Quite unexpected for me, the result was that the sum of the angles at the vertices of the polygrams (in the case of convex polygons) is a fairly simple computable quantity: π (n - 2k) . In the case of first-order polygrams (which coincide with the original polygon), the formula reduces to the well-known formula for calculating the angles of a polygon; in the case of a degenerate polygram, the sum of the angles turns out to be zero (which is natural). The proof of this fact is as follows: each edge of the polygram (for 1 <k <n / 2 - the case of a degenerate polygram is discarded and coincides with the original polygon) divides the polygon into two: one with k + 1 angle, the other with n - k + 1 . summing up the sum of the angles of all the smaller parts by the number of angles (whichk + 1 angle), we get the result π (k - 1) n (for each vertex of the polygon one (k + 1) -gon ). Each whole angle of the original polygon is present k - 1 times . In addition, once adjacent to the corners of the polygram, there are corners of the polygram. If we subtract from the first sum the sum of the integer corners of the polygram present in it (which is equal to π (n - 2) (k - 1) , since each whole angle occurs k - 1 times ), we get the sum of the angles π (k - 1) n - π (n - 2) (k - 1) adjacent to the corners of the polygram . If we subtract this sum of angles from the sum of the angles of the original polygon, we obtain the sum of the angles of the polygram:

π (n - 2) - (π (k - 1) n - π (n - 2) (k - 1)) =π (n - 2) - π (k - 1) n + π (n - 2) (k - 1) = π (n - 2) k - π (k - 1) n = π (n - 2k)

All The illustrations and arguments above apply to any polygrams built on convex polygons. In the figures, I depicted cases of correct polygrams solely from my own laziness - it was easier to write a drawing program. Further, we will focus only on the correct polygrams.

Based on the formula above, the angle at the vertex of a regular polygram is π - 2πk / n .

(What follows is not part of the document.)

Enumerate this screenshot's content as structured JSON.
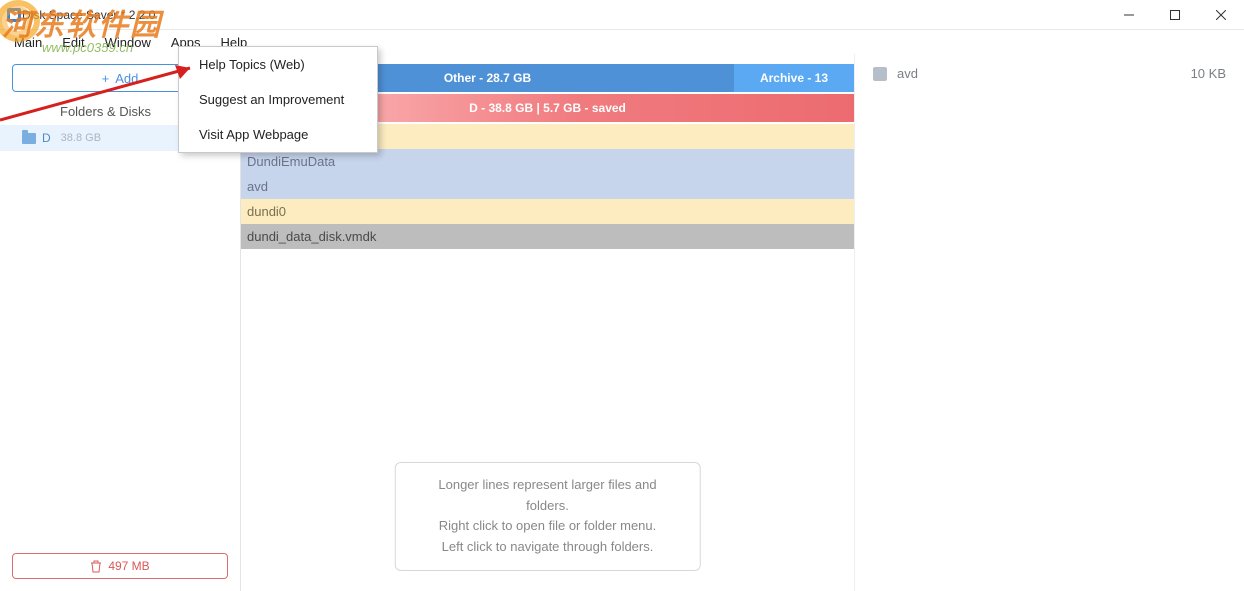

If we take the horizon (the set of external points) of the correct polygram, then this figure will be a non-convex 2n-gon (n is the number of vertices of the polygram. The borders of the figures on the right illustrate this:



Thus, there are n additional “extra” angles, which I will call the internal corners of the polygram. These angles are non-convex, from the sum of the polygon angles for a regular polygram they are (π (2n - 2) - π (n - 2k)) / n = π (n + 2k - 2) / n = π + 2π (k - 1 ) / n . The angles opposite to them are equal, respectively, π - 2π (k - 1) / n . This angle I will call the angle between the rays.

These calculations can be useful for constructing patterns and funny ornaments, which will be illustrated below for patient readers.

Next is the rather useless part, which gave me aesthetic pleasure at one time, but the result of which can be only the reader’s lost time, which was the reason for adding “Funny Tasks” to the hub.